Deux élus Les Républicains sur la liste d'un zemmouriste à Bourg-en-Bresse, LR qui ne les exclut pas, ne présente pas de candidat et ne soutient pas celui d'Horizons... La préfecture de l'Ain expérimente une union entre droite et extrême droite aux municipales.
Le vice-président LR du Conseil départemental Pierre Lurin, et une élue du parti Marie-Jo Bardet, figurent sur une liste emmenée par Benoît de Boysson, membre du Conseil national du parti d'extrême droite Reconquête.
"Nous n'avons demandé l'investiture d'aucun parti, ni LR ni Reconquête", souligne M. de Boysson, tout en assurant à l'AFP que sa liste est composée "majoritairement" de sympathisants ou membres de LR.
Une situation épinglée mercredi par le secrétaire général du PS Pierre Jouvet, qui a affirmé avoir une "liste de 15 pages" d'accords entre LR et l'extrême droite et cité précisément Bourg-en-Bresse.
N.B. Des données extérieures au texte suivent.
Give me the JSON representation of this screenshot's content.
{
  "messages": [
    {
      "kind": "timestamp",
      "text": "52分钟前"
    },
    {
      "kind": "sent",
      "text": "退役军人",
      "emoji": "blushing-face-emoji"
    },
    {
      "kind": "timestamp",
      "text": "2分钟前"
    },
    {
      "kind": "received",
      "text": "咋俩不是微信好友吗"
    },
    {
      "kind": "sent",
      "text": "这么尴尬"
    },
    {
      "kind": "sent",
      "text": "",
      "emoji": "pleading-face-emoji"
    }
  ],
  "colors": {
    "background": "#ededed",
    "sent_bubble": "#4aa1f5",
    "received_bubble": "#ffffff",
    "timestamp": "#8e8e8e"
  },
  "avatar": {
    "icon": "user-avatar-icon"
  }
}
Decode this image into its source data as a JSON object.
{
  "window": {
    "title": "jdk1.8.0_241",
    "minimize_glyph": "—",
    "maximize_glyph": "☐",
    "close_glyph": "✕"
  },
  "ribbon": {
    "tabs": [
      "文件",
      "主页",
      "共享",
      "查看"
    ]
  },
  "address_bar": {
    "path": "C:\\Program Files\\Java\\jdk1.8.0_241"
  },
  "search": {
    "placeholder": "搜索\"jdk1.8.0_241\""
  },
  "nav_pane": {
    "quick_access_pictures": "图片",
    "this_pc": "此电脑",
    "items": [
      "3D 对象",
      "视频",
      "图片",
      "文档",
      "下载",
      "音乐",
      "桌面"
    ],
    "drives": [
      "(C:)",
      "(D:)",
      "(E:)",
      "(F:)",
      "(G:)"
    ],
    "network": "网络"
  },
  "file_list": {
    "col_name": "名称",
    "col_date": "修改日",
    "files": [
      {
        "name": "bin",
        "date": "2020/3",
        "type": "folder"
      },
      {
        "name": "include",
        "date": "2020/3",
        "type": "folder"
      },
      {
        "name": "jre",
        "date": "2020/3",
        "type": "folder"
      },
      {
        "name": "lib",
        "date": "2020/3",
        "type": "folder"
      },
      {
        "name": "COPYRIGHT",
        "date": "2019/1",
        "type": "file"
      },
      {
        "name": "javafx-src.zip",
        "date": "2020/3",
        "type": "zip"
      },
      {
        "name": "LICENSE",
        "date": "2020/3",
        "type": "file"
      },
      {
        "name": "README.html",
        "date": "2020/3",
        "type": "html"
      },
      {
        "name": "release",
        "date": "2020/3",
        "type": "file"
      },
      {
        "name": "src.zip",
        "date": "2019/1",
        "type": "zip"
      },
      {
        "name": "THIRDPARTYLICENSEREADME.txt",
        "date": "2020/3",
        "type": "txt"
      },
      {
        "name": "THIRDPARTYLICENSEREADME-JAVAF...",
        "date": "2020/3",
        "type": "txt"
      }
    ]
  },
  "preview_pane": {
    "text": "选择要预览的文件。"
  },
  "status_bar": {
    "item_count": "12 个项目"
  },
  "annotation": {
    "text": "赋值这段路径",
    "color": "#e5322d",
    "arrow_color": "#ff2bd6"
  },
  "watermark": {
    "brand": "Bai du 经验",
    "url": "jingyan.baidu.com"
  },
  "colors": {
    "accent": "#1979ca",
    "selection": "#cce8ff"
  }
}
"Nous avons interdit l'utilisation de notre logo" par la liste de M. de Boysson et "refusé de les investir", a répliqué jeudi le président de LR Bruno Retailleau, accusant en retour les socialistes de sceller des "accords de la honte" avec LFI.
"La direction des Républicains laisse faire et regarde ailleurs, c'est une totale hypocrisie", s'amuse Jean-François Debat, le maire socialiste élu au premier tour depuis 18 ans à Bourg-en-Bresse et qui brigue un nouveau mandat.
Pour preuve, dit-il: LR s'est bien gardé d'exclure ces deux élus, n'a pas présenté de liste dans une ville-préfecture de 45.000 habitants qui vote pourtant majoritairement à droite aux scrutins nationaux, et ne soutient même pas celle du candidat Horizons Christophe Coquelet.
-"LR regarde ailleurs"-
"J'ai écrit à M. Retailleau en novembre pour solliciter son soutien parce que LR le fait pour d'autres candidats Horizons ailleurs: aucune réponse", déplore Christophe Coquelet qui voit, lui aussi, dans ce silence un "soutien passif" à la liste "d'extrême droite".
Benoît de Boysson saluait lui-même, mi-février, "une forme de soutien passif" et "la position courageuse des Républicains et Retailleau".
"Ma liste, +Bourg Ambition - la Droite unie+, est sans étiquette, ce n'est ni une liste Reconquête, ni une liste LR", insiste-t-il toutefois.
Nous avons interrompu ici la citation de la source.